If we could email PARAnews, we would. But we cannot, because if we and others were allowed to do that, the internet would clog up and stop working properly.
You may have noticed that everyone's internet speed is at least 10-12 times faster when receiving items FROM the internet, than when sending items TO the internet.
Also, even major publications distributed via the internet, like The Times, which goes electronically to millions of readers every morning, are never sent by email. Instead, they use a small program (called, in that case, 'The Times App') on each person's computer to download the new issue each morning, or read it online. On Sundays, the main paper is downloaded by this local 'App' or program, then each separate supplement section (eg 'Sports', 'Magazine', 'Travel', etc) is downloaded separately only when the user requests it.

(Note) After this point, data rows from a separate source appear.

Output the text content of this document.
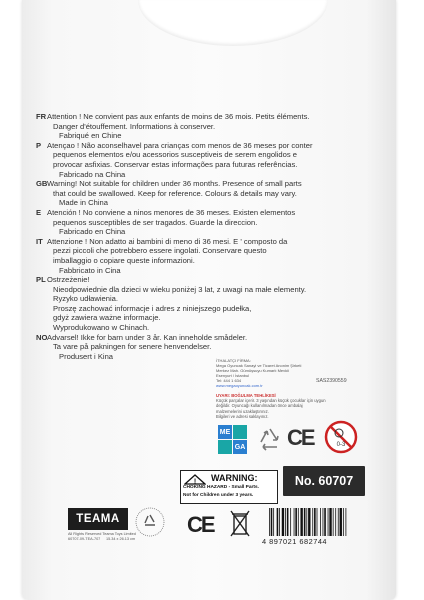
FR Attention ! Ne convient pas aux enfants de moins de 36 mois. Petits éléments.
Danger d'étouffement. Informations à conserver.
Fabriqué en Chine
P Atençao ! Não aconselhavel para crianças com menos de 36 meses por conter
pequenos elementos e/ou acessorios susceptiveis de serem engolidos e
provocar asfixias. Conservar estas informações para futuras referências.
Fabricado na China
GB Warning! Not suitable for children under 36 months. Presence of small parts
that could be swallowed. Keep for reference. Colours & details may vary.
Made in China
E Atención ! No conviene a ninos menores de 36 meses. Existen elementos
pequenos susceptibles de ser tragados. Guarde la direccion.
Fabricado en China
IT Attenzione ! Non adatto ai bambini di meno di 36 mesi. E ' composto da
pezzi piccoli che potrebbero essere ingolati. Conservare questo
imballaggio o copiare queste informazioni.
Fabbricato in Cina
PL Ostrzeżenie!
Nieodpowiednie dla dzieci w wieku poniżej 3 lat, z uwagi na małe elementy.
Ryzyko udławienia.
Proszę zachować informacje i adres z niniejszego pudełka,
gdyż zawiera ważne informacje.
Wyprodukowano w Chinach.
NO Advarsel! Ikke for barn under 3 år. Kan inneholde smådeler.
Ta vare på pakningen for senere henvendelser.
Produsert i Kina	İTHALATÇI FİRMA:
Mega Oyuncak Sanayi ve Ticaret Anonim Şirketi
Merkez Mah. Gümüşsuyu Kumarlı Mevkii
Esenyurt / İstanbul
Tel: 444 1 634
www.megaoyuncak.com.tr
SAS2390559
UYARI: BOĞULMA TEHLİKESİ
Küçük parçalar içerir. 3 yaşından küçük çocuklar için uygun
değildir. Oyuncağı kullanılmadan önce ambalaj
malzemelerini uzaklaştırınız.
Bilgileri ve adresi saklayınız.
ME
GA CE	0-3
! WARNING:
CHOKING HAZARD - Small Parts.
Not for Children under 3 years.
No. 60707
TEAMA
All Rights Reserved Teama Toys Limited
60707-09-TEA-707	15.34 x 26.13 cm
CE
4 897021 682744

We do the same with PARAnews, but cannot afford (and do not really need) the specialised program, so get members to do the download themselves.
This complexity is there to stop the internet getting clogged up by huge bulk emails.
The 'download not email' option is driven by the network providers. These Internet Service Providers (ISPs) cannot afford to allow people to congest their networks, or their overall network performance to users would drop, so they do not allow large mass emailing. If you try to send a short email to more than 50 people at the same time, it will almost always fail, unless you are a specialised emailing organisation and paying for the privilege. If a normal internet user tries to send a large email attachment to more than a dozen or two dozen people, it will take an extremely long time to get through, and usually fail.
Thus we use a commercial emailing organisation ('MailChimp') to send 'all-member' emails - MailChimp are allowed to send out far more simultaneous emails than we are, because they pay for the facility. The emails have to be short, however, and cannot have attachments.
Then we put PARAnews, Members Contact Details, etc on our web site, and members download their own copies when they wish - thus spreading out the network load and avoiding anyone's personal internet getting shut down for 'unfair use', as the ISPs call it when anyone tries to send too much data out.